TensorRT-LLM supports Medusa only for Vicuna (fine tuned LLaMA). However, similar to any new model, you can follow the same approach to define your own Medusa model and deploy with TensorRT-LLM.
We match only tokens during the validation phasem that is medusa_temperature=0.
Beam search is not compatible with Medusa.

ReDrafter

This approach enhances the single-model Medusa method by predicting and verifying tokens using the same model. However, unlike Medusa, it predicts draft tokens using a recurrent predictor, where each draft token depends on the previous one. This method also allows the use of beam search to identify more prominent draft tokens. For more details, please read the ReDrafter paper.

TensorRT-LLM implements the ReDrafter model such that logits prediction, beam search, and draft token acceptance are performed inside the TensorRT engine.
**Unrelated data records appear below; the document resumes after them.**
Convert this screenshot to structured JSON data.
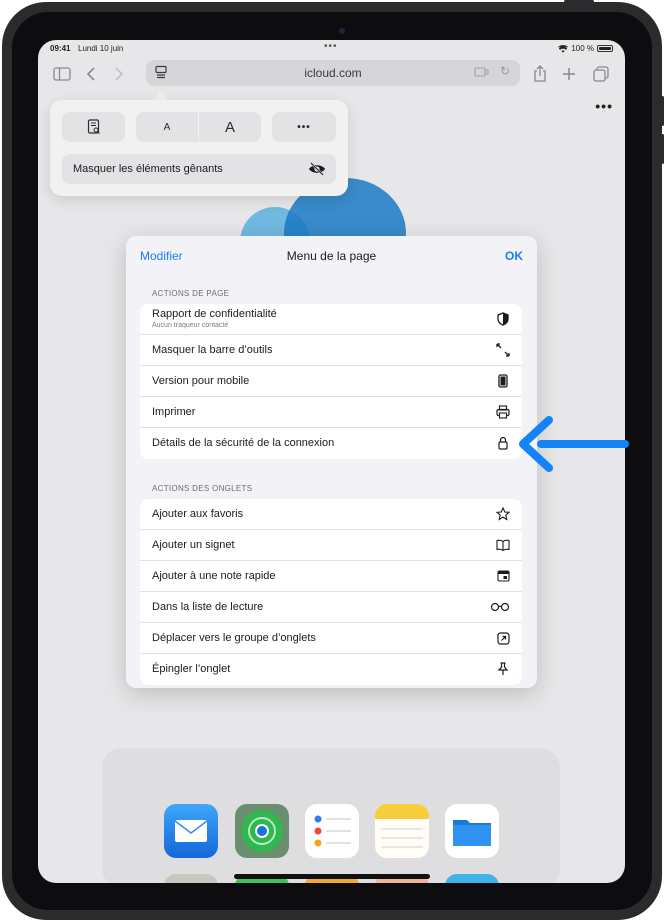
{
  "status_bar": {
    "time": "09:41",
    "date": "Lundi 10 juin",
    "battery": "100 %"
  },
  "toolbar": {
    "url": "icloud.com"
  },
  "page_menu_popover": {
    "small_text_label": "A",
    "large_text_label": "A",
    "more_label": "•••",
    "hide_distractions_label": "Masquer les éléments gênants"
  },
  "page_menu_sheet": {
    "edit_label": "Modifier",
    "title": "Menu de la page",
    "ok_label": "OK",
    "page_actions_header": "ACTIONS DE PAGE",
    "page_actions": [
      {
        "label": "Rapport de confidentialité",
        "sublabel": "Aucun traqueur contacté",
        "icon": "shield-icon"
      },
      {
        "label": "Masquer la barre d’outils",
        "icon": "resize-arrows-icon"
      },
      {
        "label": "Version pour mobile",
        "icon": "phone-icon"
      },
      {
        "label": "Imprimer",
        "icon": "printer-icon"
      },
      {
        "label": "Détails de la sécurité de la connexion",
        "icon": "lock-icon"
      }
    ],
    "tab_actions_header": "ACTIONS DES ONGLETS",
    "tab_actions": [
      {
        "label": "Ajouter aux favoris",
        "icon": "star-icon"
      },
      {
        "label": "Ajouter un signet",
        "icon": "book-icon"
      },
      {
        "label": "Ajouter à une note rapide",
        "icon": "quick-note-icon"
      },
      {
        "label": "Dans la liste de lecture",
        "icon": "glasses-icon"
      },
      {
        "label": "Déplacer vers le groupe d’onglets",
        "icon": "move-to-group-icon"
      },
      {
        "label": "Épingler l’onglet",
        "icon": "pin-icon"
      }
    ]
  },
  "colors": {
    "accent": "#1a7df2",
    "arrow": "#1582f5"
  }
}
This contrasts with standard model inference, which only predicts logits and performs decoding outside the engine. Since the engine predicts explicit draft tokens instead of implicit tokens decoded from logits, we categorize this speculative decoding method as explicit_draft_tokens. Please, visit the ReDrafter README for information about building and running the model. ReDrafter supports both Inflight Fused Batching runtime and Python static batching runtime.